Und so stehe ich nun in einem Raumhafen mit Gebäuden, die an Mos Eisley erinnern – als zwei Sturmtruppler an mich herantreten und eindringlich fragen, ob ich Mitglieder des Widerstands gesehen hätte. Später treffe ich noch auf Kylo Ren und Ray aus dem Film „Das Erwachen der Macht“, an dem sich Disney bei der Gestaltung der Anlage orientiert hat.
Millennium Falcon: Smugglers Run
Der Blickfang von Galaxy’s Edge ist der Millennium Falke in Originalgröße. Dahinter befindet sich der Eingang zum zugehörigen Fahrgeschäft „Millennium Falcon: Smugglers Run“. Die Wartezeit beträgt schon am frühen Morgen über eine halbe Stunde. Vor dem Flug kann man sich im Falken umschauen und ein Erinnerungsfoto am bekannten Spielbrett machen – leider ohne holografische Figuren.

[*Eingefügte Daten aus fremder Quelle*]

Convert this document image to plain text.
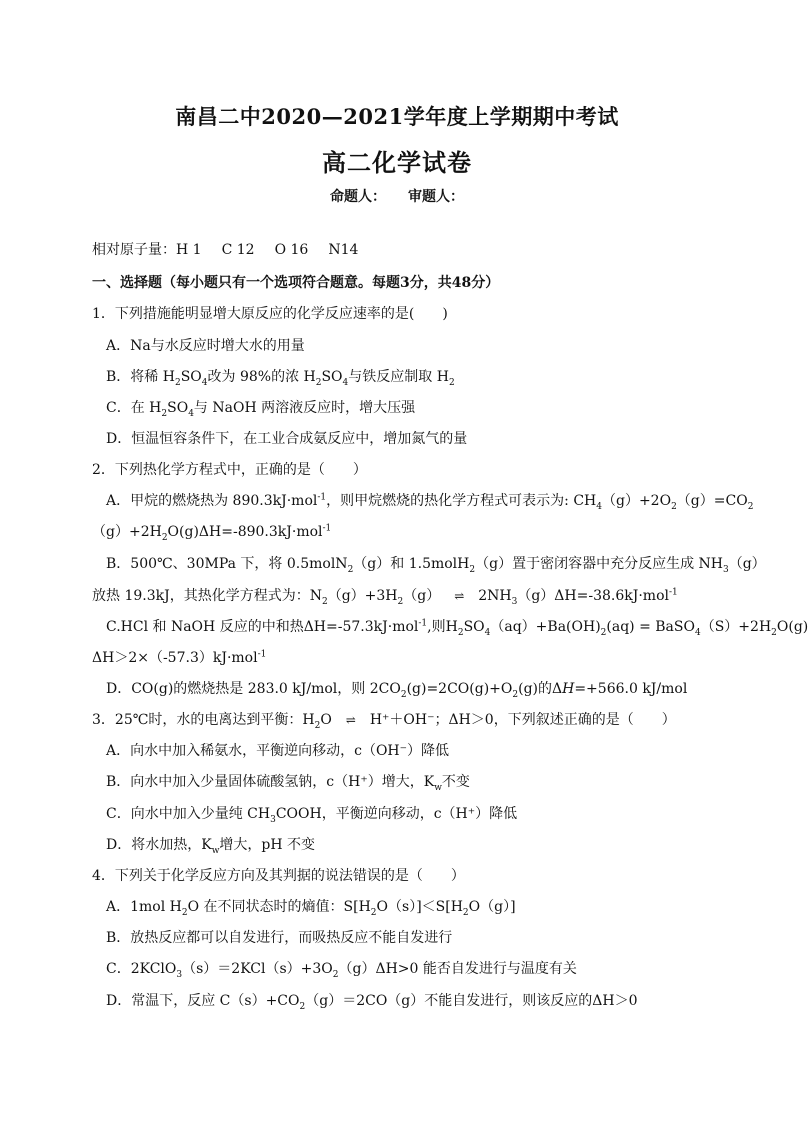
南昌二中2020—2021学年度上学期期中考试
高二化学试卷
命题人： 审题人：
相对原子量：H 1 C 12 O 16 N14
一、选择题（每小题只有一个选项符合题意。每题3分，共48分）
1．下列措施能明显增大原反应的化学反应速率的是(　　)
A．Na与水反应时增大水的用量
B．将稀 $H_2SO_4$改为 98%的浓 $H_2SO_4$与铁反应制取 $H_2$
C．在 $H_2SO_4$与 NaOH 两溶液反应时，增大压强
D．恒温恒容条件下，在工业合成氨反应中，增加氮气的量
2．下列热化学方程式中，正确的是（　　）
A．甲烷的燃烧热为 890.3kJ·mol$^{-1}$，则甲烷燃烧的热化学方程式可表示为: $CH_4(g)+2O_2(g)=CO_2$
$(g)+2H_2O(g)\Delta H=-890.3kJ\cdot mol^{-1}$
B．500℃、30MPa 下，将 0.5molN$_2$（g）和 1.5molH$_2$（g）置于密闭容器中充分反应生成 $NH_3(g)$
放热 19.3kJ，其热化学方程式为：$N_2(g)+3H_2(g)$ ⇌ $2NH_3(g)\Delta H=-38.6kJ\cdot mol^{-1}$
C.HCl 和 NaOH 反应的中和热ΔH=-57.3kJ·mol$^{-1}$,则$H_2SO_4(aq)+Ba(OH)_2(aq)$ = $BaSO_4(S)+2H_2O(g)$
ΔH＞2×（-57.3）kJ·mol$^{-1}$
D．CO(g)的燃烧热是 283.0 kJ/mol，则 $2CO_2(g)=2CO(g)+O_2(g)$的ΔH=+566.0 kJ/mol
3．25℃时，水的电离达到平衡：$H_2O$ ⇌ H⁺＋OH⁻；ΔH＞0，下列叙述正确的是（　　）
A．向水中加入稀氨水，平衡逆向移动，c（OH⁻）降低
B．向水中加入少量固体硫酸氢钠，c（H⁺）增大，$K_w$不变
C．向水中加入少量纯 $CH_3COOH$，平衡逆向移动，c（H⁺）降低
D．将水加热，$K_w$增大，pH 不变
4．下列关于化学反应方向及其判据的说法错误的是（　　）
A．1mol $H_2O$ 在不同状态时的熵值：$S[H_2O(s)]<S[H_2O(g)]$
B．放热反应都可以自发进行，而吸热反应不能自发进行
C．$2KClO_3(s)=2KCl(s)+3O_2(g)\Delta H>0$ 能否自发进行与温度有关
D．常温下，反应 $C(s)+CO_2(g)=2CO(g)$不能自发进行，则该反应的ΔH＞0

Smugglers Run ist ein Flugsimulator, bei dem man aus dem Fenster auf Monitore schaut, die die Umgebung fotorealistisch darstellen. So bekommt man wirklich das Gefühl, durchs Weltall zu fliegen, Hyperraumsprünge inklusive – zumal sich das Cockpit passend zur jeweiligen Szene bewegt und man bei jedem Treffer kräftig durchgeschüttelt wird.

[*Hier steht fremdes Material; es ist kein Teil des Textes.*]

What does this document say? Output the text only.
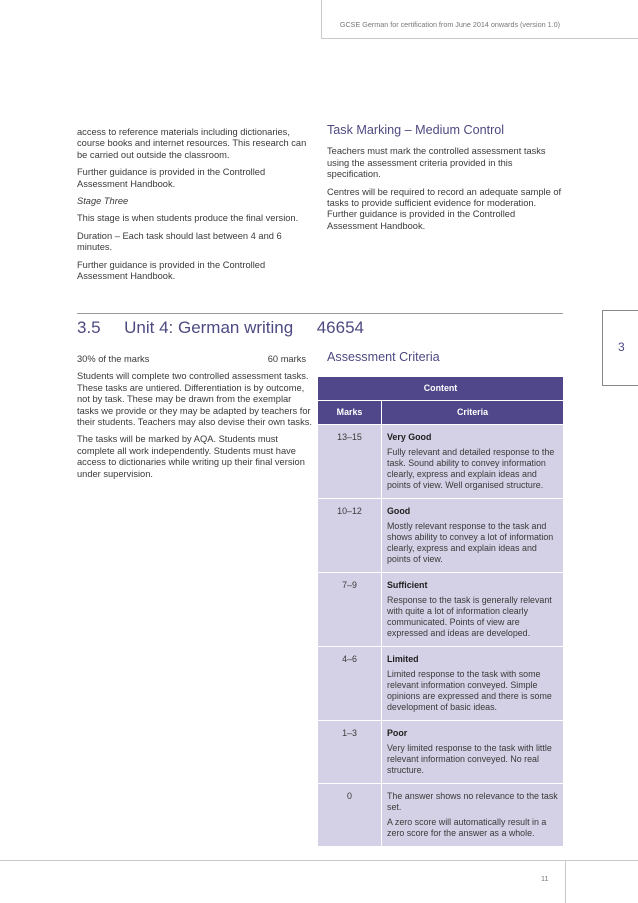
GCSE German for certification from June 2014 onwards (version 1.0)

access to reference materials including dictionaries, course books and internet resources. This research can be carried out outside the classroom.

Further guidance is provided in the Controlled Assessment Handbook.

Stage Three

This stage is when students produce the final version.

Duration – Each task should last between 4 and 6 minutes.

Further guidance is provided in the Controlled Assessment Handbook.

Task Marking – Medium Control

Teachers must mark the controlled assessment tasks using the assessment criteria provided in this specification.

Centres will be required to record an adequate sample of tasks to provide sufficient evidence for moderation. Further guidance is provided in the Controlled Assessment Handbook.

3.5 Unit 4: German writing 46654
3

30% of the marks	60 marks

Students will complete two controlled assessment tasks. These tasks are untiered. Differentiation is by outcome, not by task. These may be drawn from the exemplar tasks we provide or they may be adapted by teachers for their students. Teachers may also devise their own tasks.

The tasks will be marked by AQA. Students must complete all work independently. Students must have access to dictionaries while writing up their final version under supervision.

Assessment Criteria
Content	
Marks	Criteria
13–15	Very Good
Fully relevant and detailed response to the task. Sound ability to convey information clearly, express and explain ideas and points of view. Well organised structure.

10–12	Good
Mostly relevant response to the task and shows ability to convey a lot of information clearly, express and explain ideas and points of view.

7–9	Sufficient
Response to the task is generally relevant with quite a lot of information clearly communicated. Points of view are expressed and ideas are developed.

4–6	Limited
Limited response to the task with some relevant information conveyed. Simple opinions are expressed and there is some development of basic ideas.

1–3	Poor
Very limited response to the task with little relevant information conveyed. No real structure.

0	The answer shows no relevance to the task set.
A zero score will automatically result in a zero score for the answer as a whole.
11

Die Fahrgäste müssen während des Fluges in Sechsergruppen gemeinsam eine Mission erfüllen, indem jeder zur rechten Zeit Knöpfchen drückt beziehungsweise Joysticks bedient. Das macht richtig Spaß, auch wenn es in anderen US-Freizeitparks ähnliche Rides gibt.
Lange war Smugglers Run das einzige Fahrgeschäft im Galaxy’s Edge – was nicht zuletzt deshalb für Kritik sorgte, weil Disneyland die Eintrittspreise zur Eröffnung des neuen Bereichs um bis zu 25 Prozent anhob. Je nach Wochen- beziehungsweise Ferientag zahlt man für ein Tagesticket nun zwischen 104 und 149 Dollar.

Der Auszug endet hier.